Il primo passo da compiere è culturale- direbbe Amartya Sen – comprendere la natura del problema. Quello successivo è politico- secondo la formula cara ad un altro grande economista classico Joseph Sterglitz- rivedere i fondamentali della crescita.
Lo sviluppo sostenibile, la “durabilitè” del modello di produzione e consumo, la capacità di produrre ricchezza e di ripartirla equamente preservando i beni naturali che ne sono a fondamento è la questione del secolo. Da come sapremo affrontarla dipende il futuro. Questa è la sfida che impegna le società moderne e ognuno di noi.

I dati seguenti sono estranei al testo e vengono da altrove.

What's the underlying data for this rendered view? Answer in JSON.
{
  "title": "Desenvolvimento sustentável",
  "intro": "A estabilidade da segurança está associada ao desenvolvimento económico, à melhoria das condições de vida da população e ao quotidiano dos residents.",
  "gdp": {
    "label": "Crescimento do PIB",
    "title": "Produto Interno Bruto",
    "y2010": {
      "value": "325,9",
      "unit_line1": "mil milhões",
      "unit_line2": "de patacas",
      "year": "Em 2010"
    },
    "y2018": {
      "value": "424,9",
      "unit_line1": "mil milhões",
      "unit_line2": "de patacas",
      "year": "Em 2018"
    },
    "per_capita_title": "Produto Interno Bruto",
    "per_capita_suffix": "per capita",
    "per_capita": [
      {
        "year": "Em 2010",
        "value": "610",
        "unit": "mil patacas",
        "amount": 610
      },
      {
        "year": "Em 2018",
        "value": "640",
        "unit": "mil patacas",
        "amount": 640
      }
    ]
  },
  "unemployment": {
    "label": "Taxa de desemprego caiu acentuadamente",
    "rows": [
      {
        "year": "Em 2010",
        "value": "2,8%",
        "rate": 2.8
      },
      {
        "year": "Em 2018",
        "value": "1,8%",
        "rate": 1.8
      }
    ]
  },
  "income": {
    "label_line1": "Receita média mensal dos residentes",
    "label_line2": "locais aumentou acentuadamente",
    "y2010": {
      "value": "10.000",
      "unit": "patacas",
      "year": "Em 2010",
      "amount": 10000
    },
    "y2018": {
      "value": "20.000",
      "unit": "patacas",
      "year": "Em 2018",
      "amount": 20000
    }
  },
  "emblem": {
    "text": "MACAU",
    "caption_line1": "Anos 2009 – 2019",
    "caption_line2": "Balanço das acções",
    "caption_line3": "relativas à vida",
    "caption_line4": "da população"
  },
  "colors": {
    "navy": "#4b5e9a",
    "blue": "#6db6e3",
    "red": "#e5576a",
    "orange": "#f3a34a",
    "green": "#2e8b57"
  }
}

Dentro ogni decisione, grande e piccola, che prendiamo, c’è “un frammento di sostanza ecologica”,
E’ la prima volta che accade , in questo tempo nuovo, nel quale la storia del genere umano pulsa con ritmi così intensi e accelerati da sovrapporsi alla storia della natura, fino ad alterarne il corso millenario. “Mai come ora – scrive Umberto Eco- tre degli elementi primordiali sono minacciati: l’aria, uccisa da polluzioni e da anidride carbonica, l’acqua, che da un lato si impesta e dall’altro lato si avvia a mancare sempre più. Solo sta trionfando il fuoco, sotto forma di un calore che inaridisce la terra sconvolgendo le stagioni e, sciogliendo i ghiacci, inviterà i mari ad invaderla.
Senza rendercene conto marciamo verso la prima e vera ecpirosi”. Umanisti e scienziati preconizzano un futuro prossimo minacciato da una conflagrazione universale causata dall’ordinario modello di vita di miliardi di persone. Dobbiamo prendere sul serio quel messaggio evitando di rimanerne schiacciati.
Il pensiero che il mondo stia finendo è così terribile e soverchiante che si preferisce rimuoverlo. Accade di frequente, quando la predizione non ci piace. Troia non sarebbe caduta se i suoi abitanti avessero ascoltato Cassandra. L’innocente figlia di re Priamo ebbe invece in sorte una triplice condanna: di vedere il futuro, di non essere creduta e di venire considerata, per l’eternità, una menagramo capace di inverare le proprie, tragiche visioni. Colui che sta andando verso un precipizio, ammonisce Pascal, si costruisce dei paraventi artificiosi che gli impediscono di scorgerlo. Quello che non vogliamo vedere, in realtà già lo vediamo, ma ci inquieta, ci accusa, ci carica di responsabilità. Che preferiamo rinviare. Non è che non crediamo ai rischi ecologici, è che non ci crediamo al punto di cambiare rotta o che non crediamo alla possibilità di farlo, non con un esercizio di virtù individuale solamente. Bisogna diffidare di chi dice che il compito è facile. Se lo fosse, lo avremmo già portato a termine. Non esistono grandi domande ed efficaci risposte senza rischio, individuale e collettivo. Si teme di compromettere quello che si ha, le proprie certezze, si può approdare a sponde più ospitali o annegare nella confusione. L’impegno che abbiamo davanti è difficile perché ci sospinge al cuore delle contraddizioni dello sviluppo che ci ha dato il benessere. Le risorse scientifiche di cui disponiamo per affrontarlo sono grandi ma quelle etiche, culturali e politiche sono fragili.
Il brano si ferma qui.